Simons's complexities as a political thinker are not adequately canvassed in Sachs's single reference to Simons's "association" with the party. Simons's lifelong advocacy of non-racialism was linked with an almost equally long, uncritical devotion to the Soviet Union. It is this combined heritage that is so problematical in the history of the SACP, the ANC, South Africa and in the life of Simons himself. Coming to the fore in Communist Party politics in Cape Town in the 1930s, he was one of a generation that was "thoroughly steeped in Stalinism".
When the party moved its headquarters to Cape Town in 1939, following a decade of ideological feuding and expulsions, Simons and Ray Alexander both became members of its central executive committee. He remained on the party executive from the Stalin-Hitler pact to the banning of the party in 1950, and until his death continued as the party's senior academic. The invasion of Hungary in 1956, Czechoslovakia in 1968 and Afghanistan in 1979 did not shake his thinking, or that of his party.

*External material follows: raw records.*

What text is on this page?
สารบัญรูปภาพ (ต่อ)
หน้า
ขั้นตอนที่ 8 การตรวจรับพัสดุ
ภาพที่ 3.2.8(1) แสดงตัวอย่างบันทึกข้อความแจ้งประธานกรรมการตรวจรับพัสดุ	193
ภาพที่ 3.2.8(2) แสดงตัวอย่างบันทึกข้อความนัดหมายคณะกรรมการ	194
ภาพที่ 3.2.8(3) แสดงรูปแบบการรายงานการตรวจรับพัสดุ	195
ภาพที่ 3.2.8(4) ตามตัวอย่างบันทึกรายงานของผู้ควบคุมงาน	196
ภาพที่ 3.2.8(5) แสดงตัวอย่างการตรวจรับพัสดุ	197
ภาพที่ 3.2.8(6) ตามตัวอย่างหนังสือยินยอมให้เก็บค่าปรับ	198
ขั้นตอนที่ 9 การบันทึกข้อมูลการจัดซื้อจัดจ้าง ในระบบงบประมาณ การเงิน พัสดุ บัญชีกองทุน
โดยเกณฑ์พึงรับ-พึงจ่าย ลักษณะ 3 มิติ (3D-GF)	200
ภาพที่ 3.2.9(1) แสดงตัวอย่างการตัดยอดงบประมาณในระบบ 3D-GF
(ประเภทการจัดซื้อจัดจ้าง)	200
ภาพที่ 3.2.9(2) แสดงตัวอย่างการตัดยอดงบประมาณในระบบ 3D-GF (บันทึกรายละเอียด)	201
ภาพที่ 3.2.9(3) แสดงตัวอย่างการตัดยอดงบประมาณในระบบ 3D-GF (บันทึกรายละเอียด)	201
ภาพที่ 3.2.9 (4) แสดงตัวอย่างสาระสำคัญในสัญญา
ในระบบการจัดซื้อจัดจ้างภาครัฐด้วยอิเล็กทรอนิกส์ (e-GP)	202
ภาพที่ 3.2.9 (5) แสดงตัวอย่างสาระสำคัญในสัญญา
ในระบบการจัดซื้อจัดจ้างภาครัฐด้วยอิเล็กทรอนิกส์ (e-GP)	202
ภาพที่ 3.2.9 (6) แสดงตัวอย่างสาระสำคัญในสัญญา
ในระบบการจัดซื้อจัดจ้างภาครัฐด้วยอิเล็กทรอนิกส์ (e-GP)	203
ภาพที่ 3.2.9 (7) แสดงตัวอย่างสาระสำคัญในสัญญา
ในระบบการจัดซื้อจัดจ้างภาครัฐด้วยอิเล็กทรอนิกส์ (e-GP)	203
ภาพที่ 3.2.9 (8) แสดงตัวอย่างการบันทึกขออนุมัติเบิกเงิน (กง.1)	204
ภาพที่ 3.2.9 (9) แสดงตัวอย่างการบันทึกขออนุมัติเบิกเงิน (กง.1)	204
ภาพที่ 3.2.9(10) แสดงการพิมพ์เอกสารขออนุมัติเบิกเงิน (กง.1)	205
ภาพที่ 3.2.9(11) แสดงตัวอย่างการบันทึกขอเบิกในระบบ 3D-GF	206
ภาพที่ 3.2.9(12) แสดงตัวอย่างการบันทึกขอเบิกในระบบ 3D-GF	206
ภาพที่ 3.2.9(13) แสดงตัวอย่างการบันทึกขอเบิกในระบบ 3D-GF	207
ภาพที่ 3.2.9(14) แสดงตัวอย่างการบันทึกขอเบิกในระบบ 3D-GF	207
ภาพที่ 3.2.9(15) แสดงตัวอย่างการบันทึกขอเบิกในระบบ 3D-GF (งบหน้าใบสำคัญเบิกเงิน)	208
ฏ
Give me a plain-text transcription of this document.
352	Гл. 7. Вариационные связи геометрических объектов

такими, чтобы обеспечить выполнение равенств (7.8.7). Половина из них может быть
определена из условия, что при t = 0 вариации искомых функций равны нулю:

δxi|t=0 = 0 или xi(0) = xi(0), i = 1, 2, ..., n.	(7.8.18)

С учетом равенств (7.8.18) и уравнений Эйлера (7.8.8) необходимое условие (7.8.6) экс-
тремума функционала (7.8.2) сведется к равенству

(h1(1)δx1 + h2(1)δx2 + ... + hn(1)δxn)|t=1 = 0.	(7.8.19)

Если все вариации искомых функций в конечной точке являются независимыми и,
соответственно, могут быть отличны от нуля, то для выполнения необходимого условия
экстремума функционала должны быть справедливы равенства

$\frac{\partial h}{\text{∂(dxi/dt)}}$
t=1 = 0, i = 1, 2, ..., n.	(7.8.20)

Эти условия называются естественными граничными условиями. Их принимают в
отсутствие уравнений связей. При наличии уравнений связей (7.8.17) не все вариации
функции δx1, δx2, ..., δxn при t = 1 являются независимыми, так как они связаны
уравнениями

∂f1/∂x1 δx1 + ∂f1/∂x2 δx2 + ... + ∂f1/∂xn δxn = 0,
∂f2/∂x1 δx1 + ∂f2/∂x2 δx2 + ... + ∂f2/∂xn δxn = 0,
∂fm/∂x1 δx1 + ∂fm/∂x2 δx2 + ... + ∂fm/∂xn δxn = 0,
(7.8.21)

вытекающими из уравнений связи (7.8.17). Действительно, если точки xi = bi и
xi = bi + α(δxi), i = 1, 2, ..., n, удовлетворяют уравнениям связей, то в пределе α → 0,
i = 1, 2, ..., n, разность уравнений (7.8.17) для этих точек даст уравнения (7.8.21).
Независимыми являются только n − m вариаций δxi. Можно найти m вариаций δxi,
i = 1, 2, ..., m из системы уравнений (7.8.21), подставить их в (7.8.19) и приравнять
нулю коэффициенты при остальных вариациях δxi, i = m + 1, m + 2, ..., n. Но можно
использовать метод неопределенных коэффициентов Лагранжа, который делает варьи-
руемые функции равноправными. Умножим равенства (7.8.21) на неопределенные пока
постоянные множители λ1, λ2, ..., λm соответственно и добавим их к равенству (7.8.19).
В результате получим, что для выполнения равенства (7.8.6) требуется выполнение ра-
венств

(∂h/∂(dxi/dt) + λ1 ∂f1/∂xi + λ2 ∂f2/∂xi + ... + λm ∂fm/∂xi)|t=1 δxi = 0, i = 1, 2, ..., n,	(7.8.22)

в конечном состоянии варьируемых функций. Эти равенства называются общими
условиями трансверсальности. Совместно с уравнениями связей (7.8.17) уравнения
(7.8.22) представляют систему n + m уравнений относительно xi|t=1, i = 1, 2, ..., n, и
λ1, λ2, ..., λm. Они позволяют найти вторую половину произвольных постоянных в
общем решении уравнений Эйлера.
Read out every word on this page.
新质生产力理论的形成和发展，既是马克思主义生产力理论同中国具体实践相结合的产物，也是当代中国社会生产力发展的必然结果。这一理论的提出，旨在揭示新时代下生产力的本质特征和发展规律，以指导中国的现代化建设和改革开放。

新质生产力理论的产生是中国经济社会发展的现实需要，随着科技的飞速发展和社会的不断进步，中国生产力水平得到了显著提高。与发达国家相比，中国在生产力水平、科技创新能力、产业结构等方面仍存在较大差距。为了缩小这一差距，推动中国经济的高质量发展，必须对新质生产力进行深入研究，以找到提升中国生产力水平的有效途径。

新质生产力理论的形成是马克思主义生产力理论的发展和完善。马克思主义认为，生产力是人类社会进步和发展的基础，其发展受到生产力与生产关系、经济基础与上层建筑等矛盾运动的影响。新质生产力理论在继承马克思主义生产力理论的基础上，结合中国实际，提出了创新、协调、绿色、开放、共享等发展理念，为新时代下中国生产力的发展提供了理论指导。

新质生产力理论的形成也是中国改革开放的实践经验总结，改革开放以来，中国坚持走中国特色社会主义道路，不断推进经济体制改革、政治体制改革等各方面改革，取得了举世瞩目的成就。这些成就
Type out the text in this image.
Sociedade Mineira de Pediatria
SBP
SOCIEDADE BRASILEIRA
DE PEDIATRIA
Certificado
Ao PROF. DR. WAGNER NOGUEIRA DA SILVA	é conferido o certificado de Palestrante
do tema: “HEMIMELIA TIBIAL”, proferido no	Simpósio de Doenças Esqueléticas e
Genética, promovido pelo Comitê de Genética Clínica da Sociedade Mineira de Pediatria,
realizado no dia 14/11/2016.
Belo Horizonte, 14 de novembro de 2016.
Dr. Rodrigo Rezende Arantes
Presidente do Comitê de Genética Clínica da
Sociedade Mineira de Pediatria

The victory of Cuban arms in Angola in 1975 allowed Simons to take charge of the ideological tuition of young ANC troops at Nova Katenga camp, in Angola, on much the same lines as in the "people's democracies". No substantial criticism of the internal character of the Soviet Union, or of its allied states, was permitted.
Simons was a chairman of the national consultative conference of the ANC at Kabwe, in Zambia, in June 1985, its first for 16 years. The calling of the conference had been a demand in the mutiny of ANC troops in Angola the previous year. No mention of the mutiny was permitted at conference, while leading participants continued to be held under gulag conditions in Angola.
Sachs states that "the Jack Simons method" has become "part of the dialogue and truth seeking of the whole South African nation". This may suggest some further problems in the new South Africa.